Sie hatten es mit ihm verdorben. Aber eine Frau saß an dem Schreibtisch, der dem Fenster am nächsten stand, und sie blickte mit hellen, unschuldigen Augen zu ihm auf. Sie lächelte; auch er tat es, unkenntlich hinter seiner Maske – machte eine Hand frei und winkte ihr zu, beobachtete ihre Reaktion, die aussah, als risse sie den Mund auf. Er grinste, löste auch den Griff der anderen Hand und packte fachmännisch die nächste Halterung, glitt höher, kletterte wie eine Spinne hinüber auf die blanke Wand. Aber die Frau sagte mit Lippenbewegungen etwas zu ihm. Er winkte, und sie sagte es noch einmal. Er konnte Lippenbewegungen lesen, wie viele Liner, gewöhnt an die Höhenwinde, genauso wie sie auch Handzeichen benutzten. Er mimte Gelächter, klatschte sich mit der Hand auf den Bauch. Ihr halb gespiegeltes Gesicht wirkte ein wenig erschreckt. Dann lachte sie. Ihre Einladung war ebenso derb wie unmißverständlich gewesen.

Er ließ wieder los und mimte, mit der Hand zu schreiben, ging sie um ihre Nummer an. Sie lachte und schüttelte den Kopf, und er hielt es daraufhin für an der Zeit, weiterzuklettern.

Er war zurückgefallen. Poll und Sam und Sarah waren voraus, zwei Stockwerke über ihm, Jino etwa auf selber Höhe mit ihm. Johnny machte ein wenig Tempo auf der glatten Wand, genau wie die anderen, da es hier keine Fenster gab, auf die man achten mußte – ausgreifen und festmachen, die Füße angleichen, ausstrecken und festmachen, niemals ganz frei in der Luft. Sie erreichten den Sims vom hundertsten Stockwerk und legten dort eine Atempause ein, betrachteten die Wolken, die im Osten aufgezogen waren, jenseits der Ringellocke aus weiteren Türmen. »Wir werden es kurz machen müssen«, meinte Sam.

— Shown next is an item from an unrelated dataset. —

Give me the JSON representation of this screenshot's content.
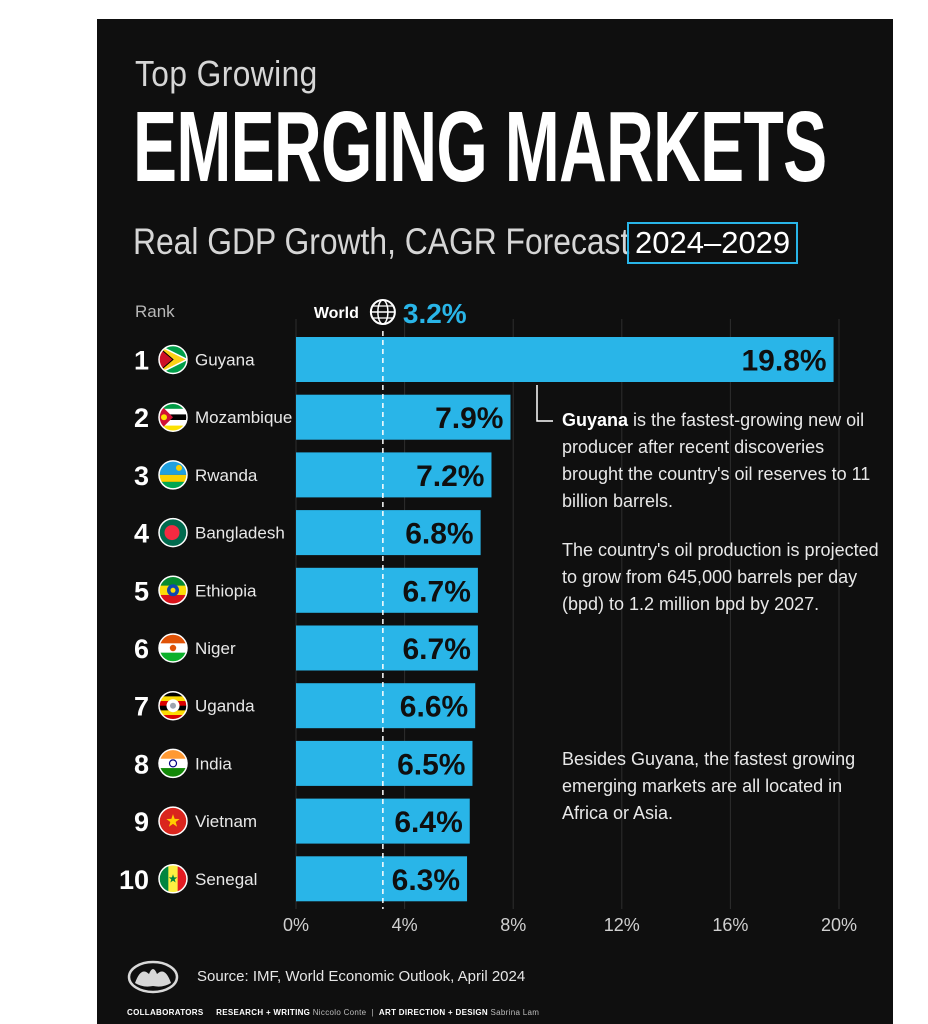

»Wir machen gerade noch den Durchgang«, sagte Jino. »Wir überqueren fünf Rinnen, arbeiten uns dann abwärts und kommen wieder zum Neunziger-Eingang.«

Sie nickten. Das war, was sie wollten, keine lange Arbeit mehr bei dem Wetter, das da heraufzog. Es versprach Eis.

Und als sie die Schlaufen von Rücken und Schultern und Beinen entfernt hatten, arbeiteten sie sich den Sims entlang, nahmen den leichten Weg und ließen sich dann in ihre neuen Bahnen fallen, ein fensterloser Bereich, wo sie rasch vorankamen. Johnny beugte sich herüber und sprang zurück, als er gegen die Wand schlug, arbeitete sich dann mit Begeisterung abwärts. Aber die Begeisterung schwand, als die Muskeln müde wurden. Er blickte auf und sah, wie Sam und Sarah anscheinend mit Kartenarbeit beschäftigt waren; also hatten sie vielleicht etwas gefunden, oder sie erledigten gerade etwas von den geringfügigen Reparaturen, die sie sofort ausführen konnten.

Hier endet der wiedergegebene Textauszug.